If you can afford it, it's better to get the fastest one possible. BRUTAL instant acceleration is actually a great safety feature. It can help avoid getting t boned or rear ended in certain situations when there's no traffic in front of you.
The accelerator is still linear and analog in all production cars so can accelerate as gently as you want. Even a 300+ mph Bugatti Chiron Super Sport can accelerate as gently as a non plugin Prius in ev mode if needed.


----------



## TomTheAnt (Jan 1, 2019)

Been driving this for the last week, or so, and the stock 3.6 0-60 is pretty damn exhilarating. I've seen people get even sub-3 second times in pretty much stock configuration.

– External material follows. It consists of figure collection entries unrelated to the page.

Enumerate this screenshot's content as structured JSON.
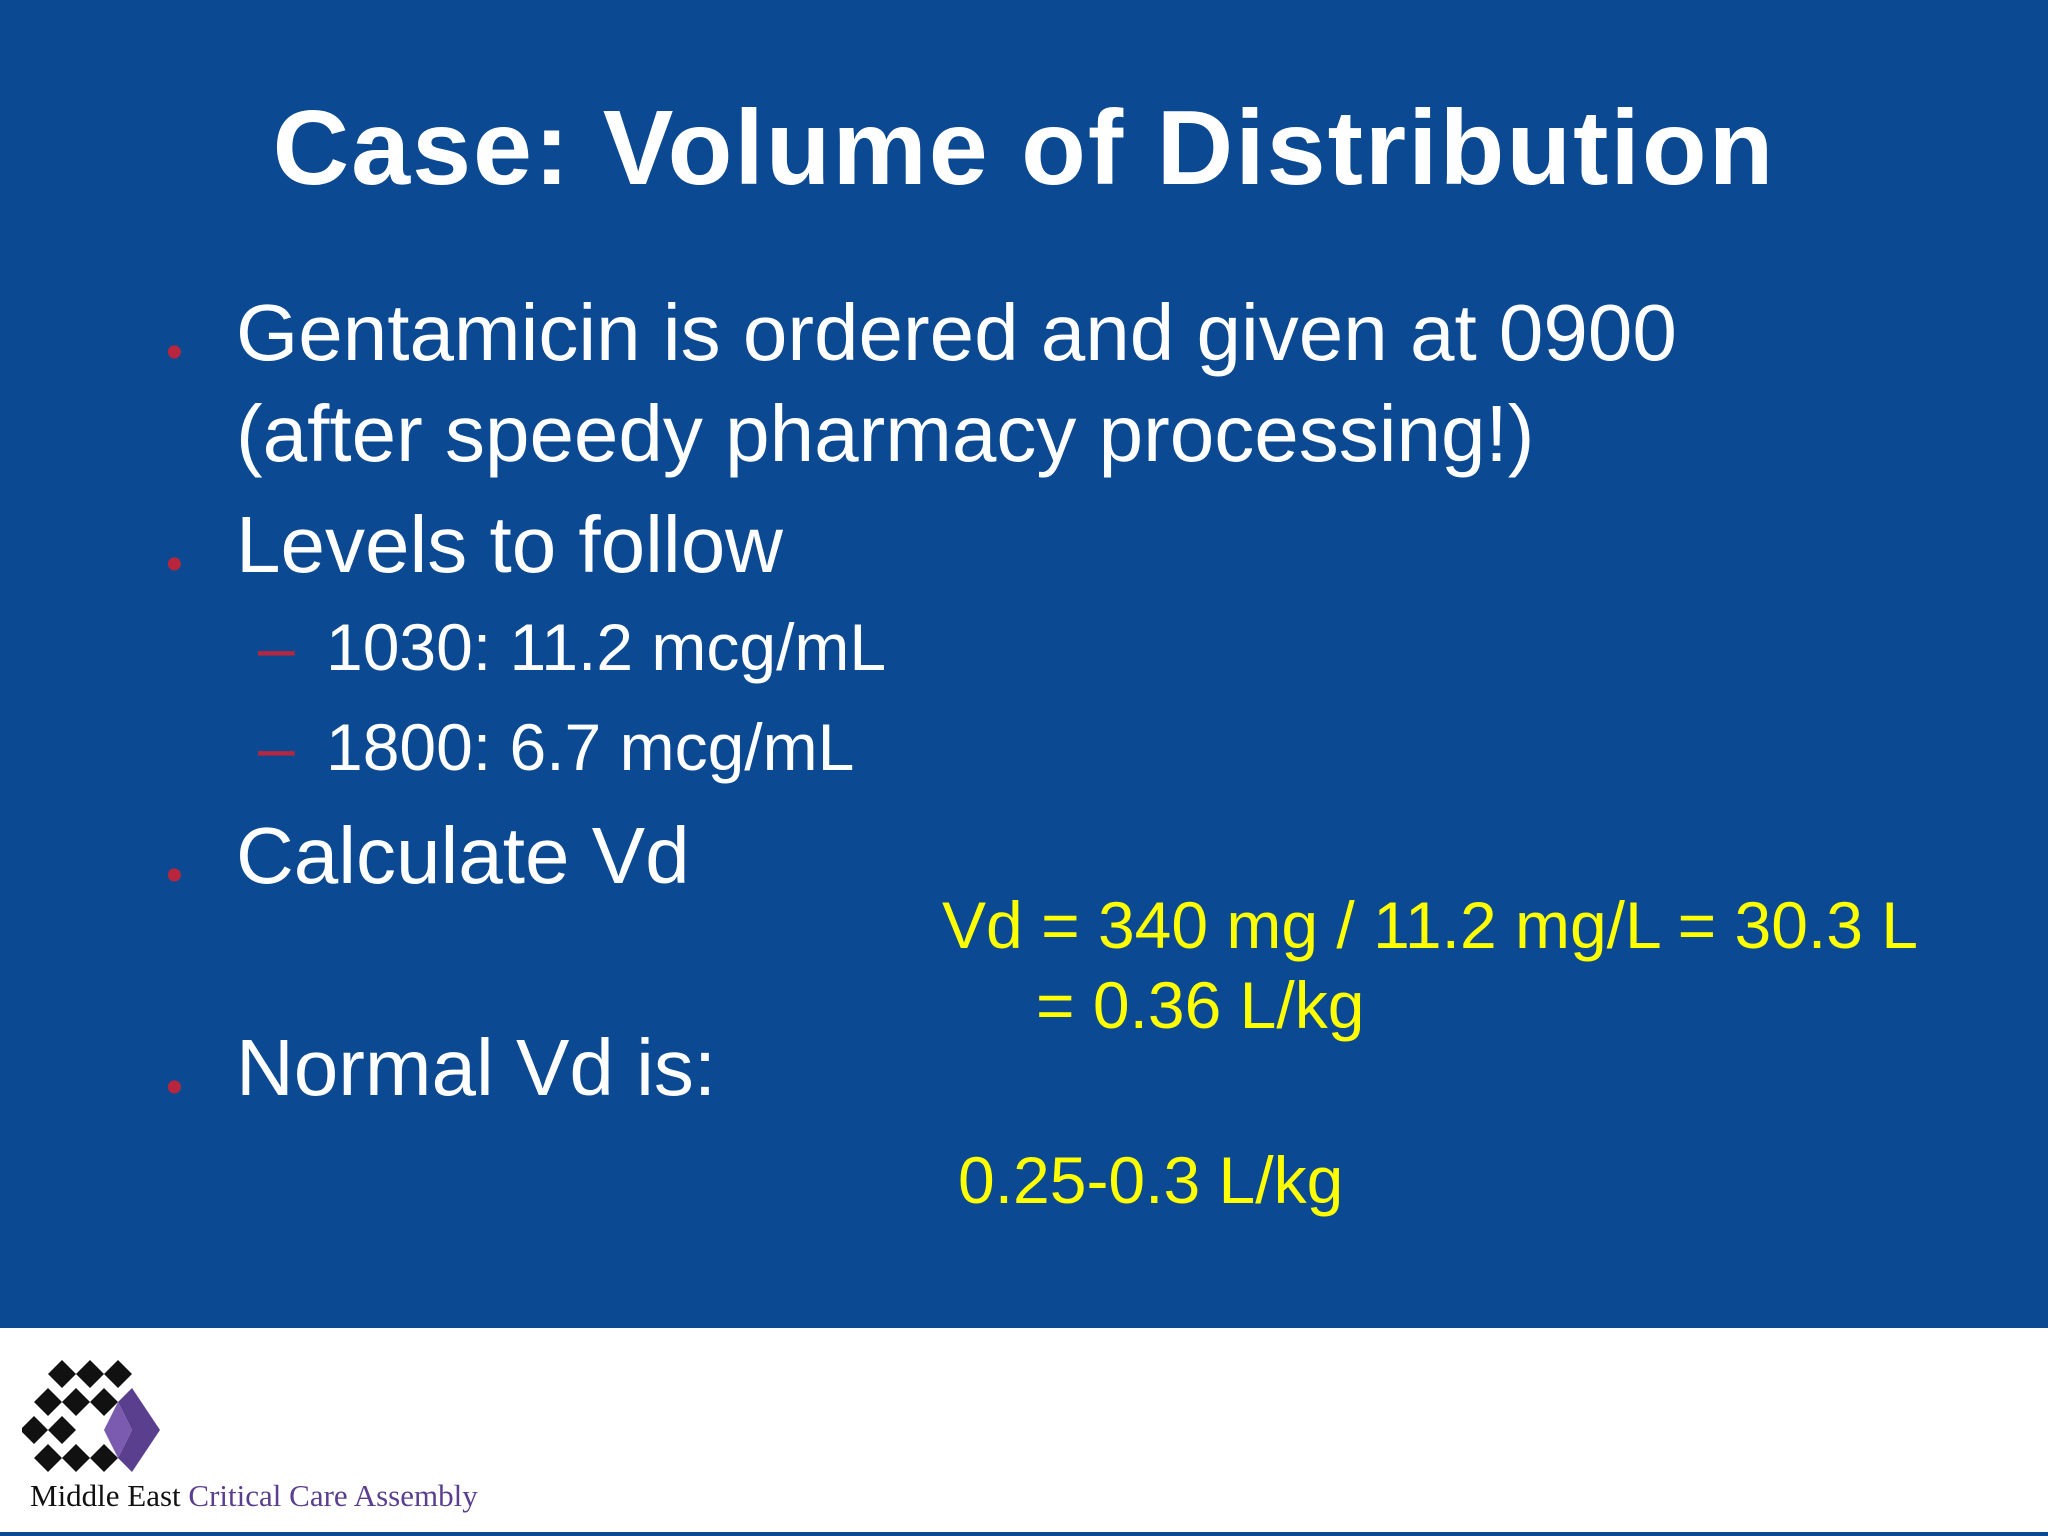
{
  "slide": {
    "title": "Case: Volume of Distribution",
    "bullets": [
      {
        "lines": [
          "Gentamicin is ordered and given at 0900",
          "(after speedy pharmacy processing!)"
        ]
      },
      {
        "lines": [
          "Levels to follow"
        ],
        "sub_items": [
          "1030: 11.2 mcg/mL",
          "1800: 6.7 mcg/mL"
        ]
      },
      {
        "lines": [
          "Calculate Vd"
        ]
      },
      {
        "lines": [
          "Normal Vd is:"
        ]
      }
    ],
    "answers": {
      "vd_calc_line1": "Vd = 340 mg / 11.2 mg/L = 30.3 L",
      "vd_calc_line2": "= 0.36 L/kg",
      "normal_vd": "0.25-0.3 L/kg"
    },
    "bullet_symbol": "•",
    "dash_symbol": "–",
    "colors": {
      "background": "#0b4a93",
      "text": "#ffffff",
      "bullet_marker": "#b8263d",
      "answer_text": "#ffff00",
      "logo_accent": "#5b3f8f"
    }
  },
  "footer": {
    "logo_icon": "diamond-grid-logo-icon",
    "org_name_part1": "Middle East",
    "org_name_part2": "Critical Care Assembly"
  }
}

Yeah, it's nice to have something that gets up to speed fast, but for me the ability to take a nice spirited cruise on a winding back road is much more fun than just pure acceleration and top speed. Guess I'm getting old... &#129335;‍♂

That damn thing is almost as long as my RS rig in the background. :roflmao:


----------



## June132017 (Jun 13, 2017)

The cars are already going way too fast! R.I.P Paul Walker and R.I.P Ryan Dunn. 

A man got out of jail about 5-10 years ago and he was in there for 25 years. He couldn't believe how fast cars accelerated in recent times compared to when he went into jail.


----------